Just like apple can't force developers to not use carbon. Agreed. the issue is that those developers will run into issues down the line and MS will coddle them instead of doing the right thing for themselves as a company and dropping unneeded and wasted resources on something that any good company shoudl be doing inthe first place.

Well, DirectX was for sure reason for success of Windows platform as gaming platform. Of course, compared to modern APIs (like newer DirectX) it looks acient and bad but it was the foundation of PCs as gaming machines, given the better upgradbility of PCs themselves. If PC gaming market is the hugest gaming market available today, that was because of Windows and unique PC features when compared to consoles. You can't just ignore that.

Directx was successful because frankly everything else sucked. Opengl was way too advanced and limited in scope for any hardware to really take advantage of. In-order for games to directly access the hardware at the time, you either had to use opengl (which most hardware didn't support natively only in software. Not to mention that MS's implementation purposely sucked) or 3dfx's driver or Dos. Ms was trying to drive developers towards directx for the sake of their platforms stability (a LOT of issues with win95 had to do with legacy code and hardware support, again it bit hem in the butt. In this case it was necessary to gain a userbase).

That's true but only because Microsoft, until .NET, didn't provide an unified way of accessing services. This is partly related to acient problems which have been solved with .NET. Now, if we compare Windows platform NOW, we have to compare to newer APIs, not older ones which are mantained for backward compatibility.

This I agree with you on. the author should have been more objective. However its hard to compare the two api's because while cocoa is extensively used by developers, .net is not heavily used yet because of the old api still works and is there. I perosnally think this is a bad thing but some people see it as good.

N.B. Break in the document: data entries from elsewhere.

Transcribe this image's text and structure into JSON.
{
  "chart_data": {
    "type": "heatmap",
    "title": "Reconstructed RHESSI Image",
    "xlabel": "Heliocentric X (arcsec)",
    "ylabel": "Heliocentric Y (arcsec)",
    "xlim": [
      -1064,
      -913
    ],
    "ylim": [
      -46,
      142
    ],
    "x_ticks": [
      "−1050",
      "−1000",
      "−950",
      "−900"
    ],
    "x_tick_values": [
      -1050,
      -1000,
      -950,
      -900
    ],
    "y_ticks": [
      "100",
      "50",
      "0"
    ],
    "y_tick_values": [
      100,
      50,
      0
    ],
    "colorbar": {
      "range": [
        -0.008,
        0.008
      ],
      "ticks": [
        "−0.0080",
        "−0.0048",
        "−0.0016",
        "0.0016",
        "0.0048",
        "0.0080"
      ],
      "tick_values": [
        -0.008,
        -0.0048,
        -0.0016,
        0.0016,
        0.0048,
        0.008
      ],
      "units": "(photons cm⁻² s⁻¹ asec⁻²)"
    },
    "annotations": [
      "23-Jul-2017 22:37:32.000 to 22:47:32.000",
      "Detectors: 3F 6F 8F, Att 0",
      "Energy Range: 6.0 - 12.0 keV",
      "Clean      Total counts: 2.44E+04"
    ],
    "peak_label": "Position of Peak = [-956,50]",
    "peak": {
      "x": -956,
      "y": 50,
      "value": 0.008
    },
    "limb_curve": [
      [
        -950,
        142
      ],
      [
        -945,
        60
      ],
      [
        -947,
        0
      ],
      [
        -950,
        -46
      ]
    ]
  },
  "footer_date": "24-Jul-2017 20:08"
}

Unfortunately, for years Apple's platform was a really good platform but only in specific areas. We all know Apples were great in GFX, in desktop publishing and so on but the very fact they weren't good as general purpose machines, made them irrelevant to the market and general users.

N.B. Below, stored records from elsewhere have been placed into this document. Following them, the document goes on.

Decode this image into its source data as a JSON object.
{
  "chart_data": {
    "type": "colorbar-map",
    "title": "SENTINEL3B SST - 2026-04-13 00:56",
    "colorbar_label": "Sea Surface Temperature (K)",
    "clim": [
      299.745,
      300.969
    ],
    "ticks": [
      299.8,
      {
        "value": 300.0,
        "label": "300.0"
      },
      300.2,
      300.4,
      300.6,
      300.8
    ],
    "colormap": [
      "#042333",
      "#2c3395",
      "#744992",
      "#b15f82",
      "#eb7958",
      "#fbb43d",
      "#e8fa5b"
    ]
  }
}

That is an issue that Apple needs to face. Though in today's world thing are a little different, you now have cross platform productivity tools, mail clients 9though theirs is pretty good) and browsers (though theirs is pretty good as well).

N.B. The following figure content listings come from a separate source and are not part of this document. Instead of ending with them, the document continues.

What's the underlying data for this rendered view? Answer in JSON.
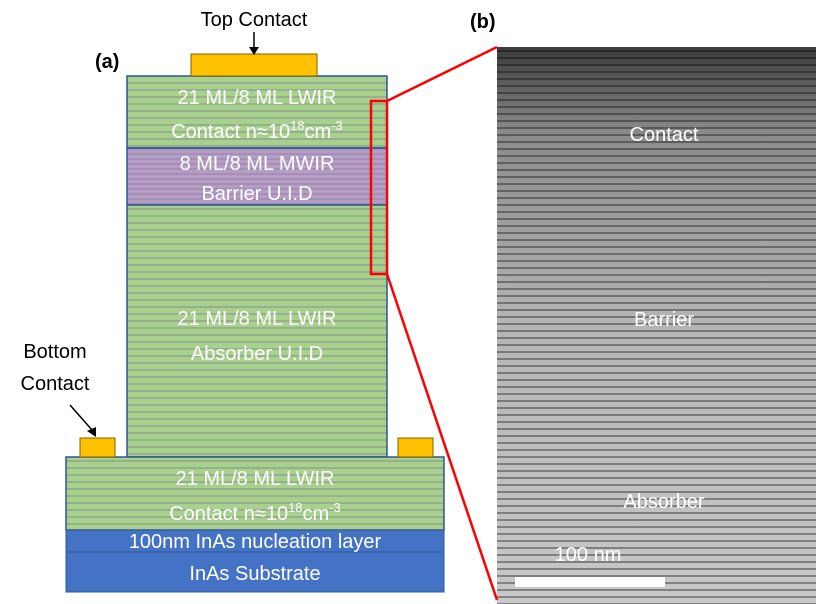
{
  "labels": {
    "a": "(a)",
    "b": "(b)",
    "top_contact": "Top Contact",
    "bottom_contact": [
      "Bottom",
      "Contact"
    ]
  },
  "layers": {
    "top_contact_layer": {
      "line1": "21 ML/8 ML LWIR",
      "line2": {
        "base": "Contact n≈10",
        "exp1": "18",
        "unit": "cm",
        "exp2": "-3"
      }
    },
    "barrier": {
      "line1": "8 ML/8 ML MWIR",
      "line2": "Barrier U.I.D"
    },
    "absorber": {
      "line1": "21 ML/8 ML LWIR",
      "line2": "Absorber U.I.D"
    },
    "bottom_contact_layer": {
      "line1": "21 ML/8 ML LWIR",
      "line2": {
        "base": "Contact n≈10",
        "exp1": "18",
        "unit": "cm",
        "exp2": "-3"
      }
    },
    "nucleation": "100nm InAs nucleation layer",
    "substrate": "InAs Substrate"
  },
  "tem": {
    "contact": "Contact",
    "barrier": "Barrier",
    "absorber": "Absorber",
    "scale": "100 nm"
  }
}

We know (and Apples knows that too) what users want: a machine which you could use to use Excel and Word onto, which you could use for e-mails and browsing, which you can let your kid play games onto and maybe connect to your home theater system to watch DVDs. Other niche markets exists but they are infacts niche markets.

And other than graphic professionals, that is exactly the audience that are drawn to macs now. Students, home users, people who want to listen to music watch dvd's. All of these are things that Apple does well and has made in-roads and in some cases created their own markets.

However, I believe Jobs still didn't catch the wave. To be popular, you should flood market with applications, pay developers to produce tons of applications in various fields, pay developers to produce games for your platform, flood the market yourself with free apps. Still Jobs tries to lock users in by trying to sell them services they won't buy, killing competition from ISV and missing important markets. That's not the way he will make OS X platform more popular. Time will tell.

Sure if you are about quantity, go right ahead and flood the market with crapware. That is no apple's way and the fact that their sales are growing their brand strong (stronger than MS)in the public eyes speaks volumes that what they are doing is not only working but is slowly but surely gaining them customers.

Sure. And that's why Microsoft has .NET Compact Framework which is almost 1-1 (well, maybe 0.80-1) compatible to standard .NET framework.

Great. How many people will use it I wonder with the iPhone's market share increasing and already huge. I see more people learning Cocoa.